How the Financial Times is Using Text Mining to Sift Through the News
Behind Newssift, FT’s new standalone search tool.
Search used to be a buzzword in publishing circles—before social media came around.
But some publishers are leveraging improved search technology to go deeper.
One such publisher, the Financial Times, recently launched Newssift, a standalone search tool that uses text mining technology to “sift” through thousands of global business articles to give users results that go far beyond the traditional Google keyword search.
“Qualitative news is a powerful determinant affecting stock prices and corporate reputations,” Newssift’s mission statement reads. “However, this type of news has been difficult to search and nearly impossible to analyze through keyword searches alone.”
“It allows for the extracting of meaning,” said David Crouy, marketing director at Montreal-based Nstein Technologies, which provides the back-end extraction for the Financial Times. “What it does is index content from multiple sources, and adds a layer of metadata to make the search more relevant for users"—a task that would otherwise be work-intensive for editors.
“Rather than have 10 to 15 people manually tagging articles,” Crouy said, “the initial step of ranking and extracting of meta-data is done for you.”
A quick search of “Barack Obama” on the Financial Times’ site shows off the engine’s promise.
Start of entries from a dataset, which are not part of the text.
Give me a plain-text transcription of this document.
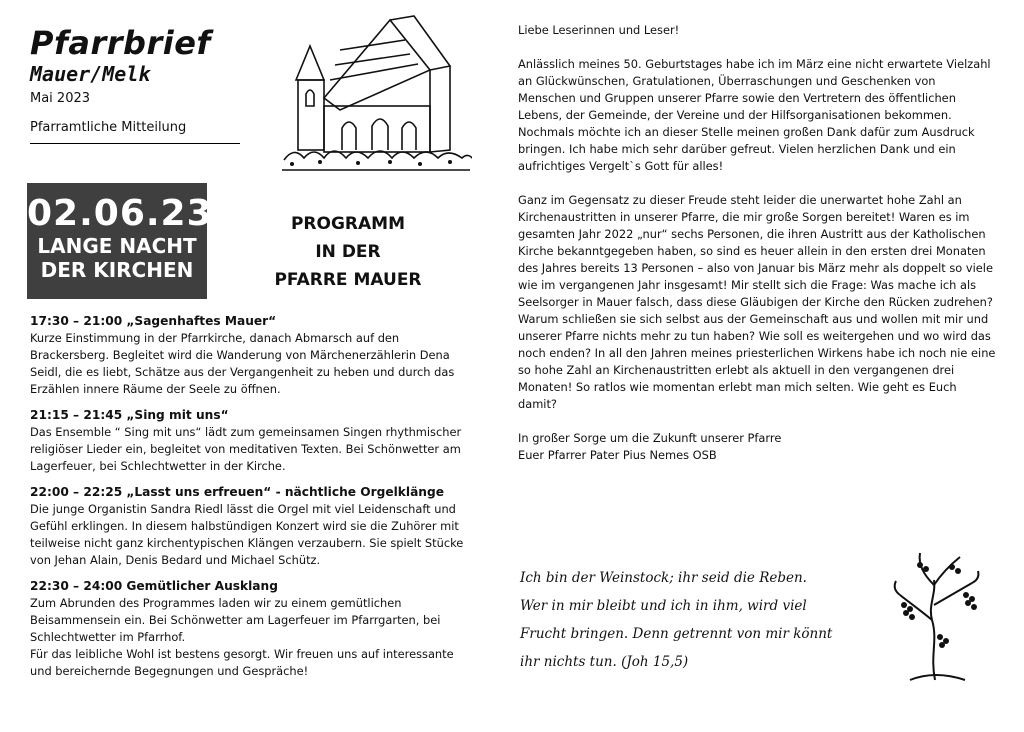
Pfarrbrief
Mauer/Melk
Mai 2023
Pfarramtliche Mitteilung
02.06.23
LANGE NACHT
DER KIRCHEN
PROGRAMM
IN DER
PFARRE MAUER
17:30 – 21:00 „Sagenhaftes Mauer“

Kurze Einstimmung in der Pfarrkirche, danach Abmarsch auf den Brackersberg. Begleitet wird die Wanderung von Märchenerzählerin Dena Seidl, die es liebt, Schätze aus der Vergangenheit zu heben und durch das Erzählen innere Räume der Seele zu öffnen.

21:15 – 21:45 „Sing mit uns“

Das Ensemble “ Sing mit uns“ lädt zum gemeinsamen Singen rhythmischer religiöser Lieder ein, begleitet von meditativen Texten. Bei Schönwetter am Lagerfeuer, bei Schlechtwetter in der Kirche.

22:00 – 22:25 „Lasst uns erfreuen“ - nächtliche Orgelklänge

Die junge Organistin Sandra Riedl lässt die Orgel mit viel Leidenschaft und Gefühl erklingen. In diesem halbstündigen Konzert wird sie die Zuhörer mit teilweise nicht ganz kirchentypischen Klängen verzaubern. Sie spielt Stücke von Jehan Alain, Denis Bedard und Michael Schütz.

22:30 – 24:00 Gemütlicher Ausklang

Zum Abrunden des Programmes laden wir zu einem gemütlichen Beisammensein ein. Bei Schönwetter am Lagerfeuer im Pfarrgarten, bei Schlechtwetter im Pfarrhof.

Für das leibliche Wohl ist bestens gesorgt. Wir freuen uns auf interessante und bereichernde Begegnungen und Gespräche!

Liebe Leserinnen und Leser!

Anlässlich meines 50. Geburtstages habe ich im März eine nicht erwartete Vielzahl an Glückwünschen, Gratulationen, Überraschungen und Geschenken von Menschen und Gruppen unserer Pfarre sowie den Vertretern des öffentlichen Lebens, der Gemeinde, der Vereine und der Hilfsorganisationen bekommen. Nochmals möchte ich an dieser Stelle meinen großen Dank dafür zum Ausdruck bringen. Ich habe mich sehr darüber gefreut. Vielen herzlichen Dank und ein aufrichtiges Vergelt`s Gott für alles!

Ganz im Gegensatz zu dieser Freude steht leider die unerwartet hohe Zahl an Kirchenaustritten in unserer Pfarre, die mir große Sorgen bereitet! Waren es im gesamten Jahr 2022 „nur“ sechs Personen, die ihren Austritt aus der Katholischen Kirche bekanntgegeben haben, so sind es heuer allein in den ersten drei Monaten des Jahres bereits 13 Personen – also von Januar bis März mehr als doppelt so viele wie im vergangenen Jahr insgesamt! Mir stellt sich die Frage: Was mache ich als Seelsorger in Mauer falsch, dass diese Gläubigen der Kirche den Rücken zudrehen? Warum schließen sie sich selbst aus der Gemeinschaft aus und wollen mit mir und unserer Pfarre nichts mehr zu tun haben? Wie soll es weitergehen und wo wird das noch enden? In all den Jahren meines priesterlichen Wirkens habe ich noch nie eine so hohe Zahl an Kirchenaustritten erlebt als aktuell in den vergangenen drei Monaten! So ratlos wie momentan erlebt man mich selten. Wie geht es Euch damit?

In großer Sorge um die Zukunft unserer Pfarre

Euer Pfarrer Pater Pius Nemes OSB

Ich bin der Weinstock; ihr seid die Reben.
Wer in mir bleibt und ich in ihm, wird viel
Frucht bringen. Denn getrennt von mir könnt
ihr nichts tun. (Joh 15,5)
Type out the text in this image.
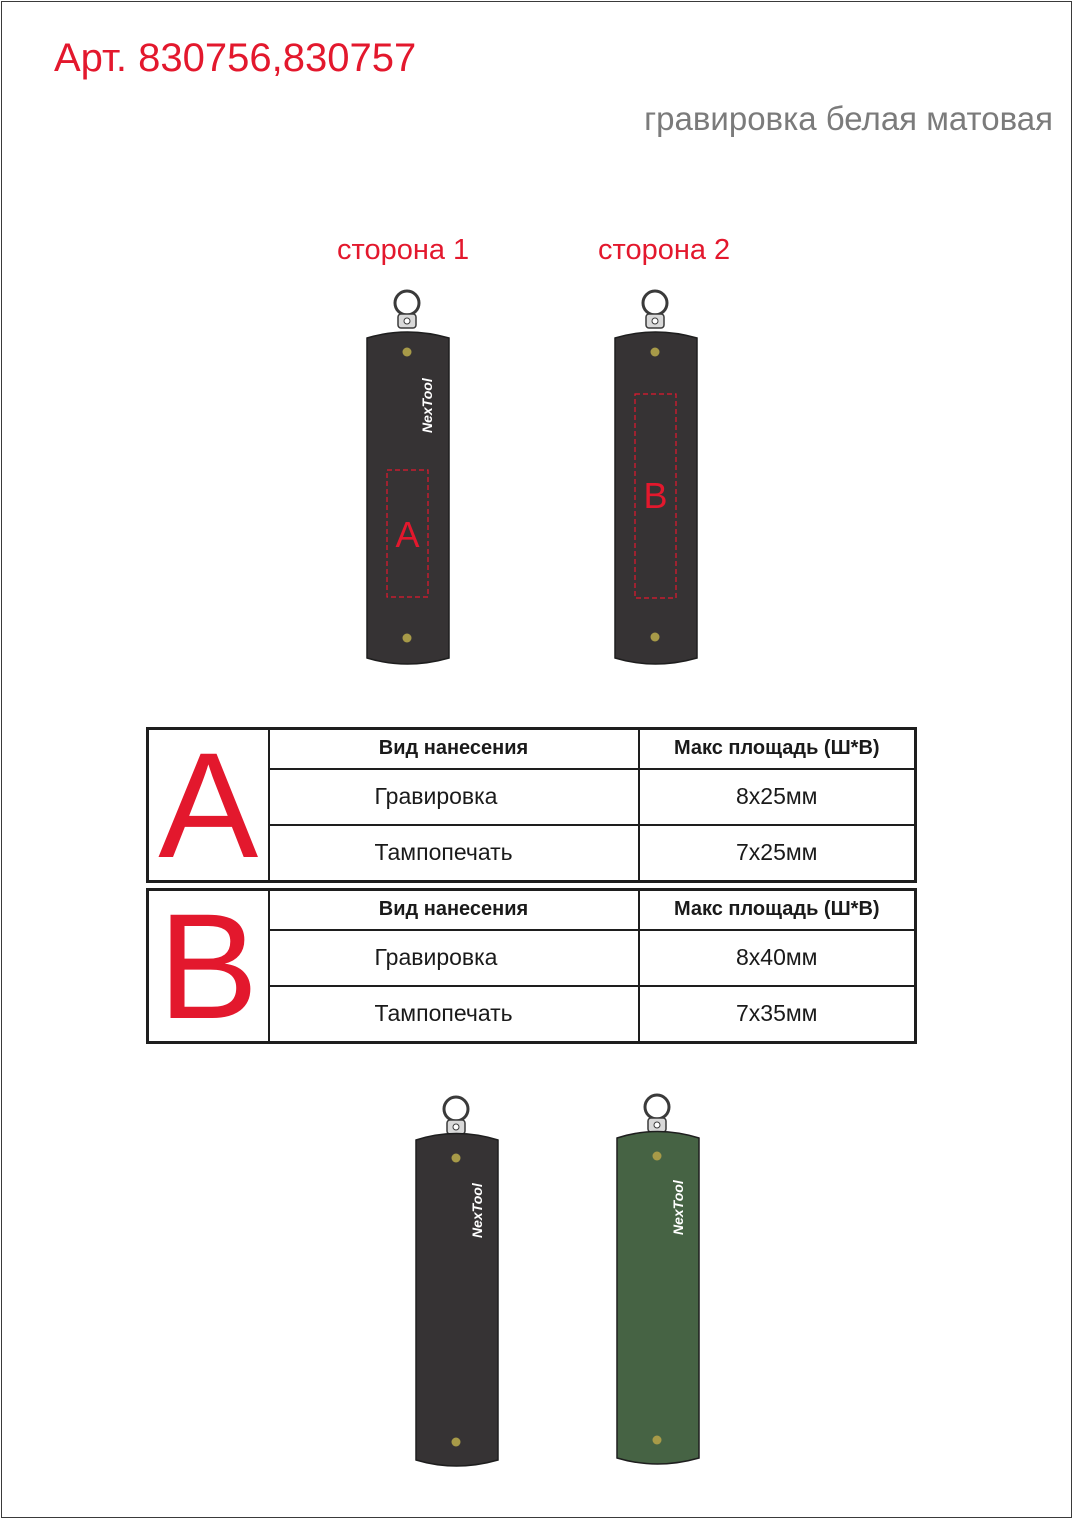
Арт. 830756,830757
гравировка белая матовая
сторона 1	сторона 2
NexTool
A
B
A	Вид нанесения	Макс площадь (Ш*В)
	Гравировка	8х25мм
	Тампопечать	7х25мм
B	Вид нанесения	Макс площадь (Ш*В)
	Гравировка	8х40мм
	Тампопечать	7х35мм
NexTool	NexTool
The topline results are groups among five areas of interest: “Business Topic” (such as environmental and trade policy) “Organization” (like Al Qaeda and GM), “Place” (Iran, Iraq and D.C.), “Person” (from Hillary to “Mahmoud Ahmadinejad”) and—perhaps most useful—“Theme” (“Administration,” “Muslim World,” etc.).
From there, the results are broken down by “sentiment” (positive, negative or neutral), “sources” (online, portals, magazines, newspapers—or, of course, original articles from the Financial Times). Traditional search options—including keywords and date—are offered below the fold.
“It’s a drilling down of relevancy that doesn’t really exist elsewhere,” Crouy said.
The cost of Nstein’s solution, Crouy said, ranges anywhere from $50,000 to $500,000, depending on the size and scope of the project.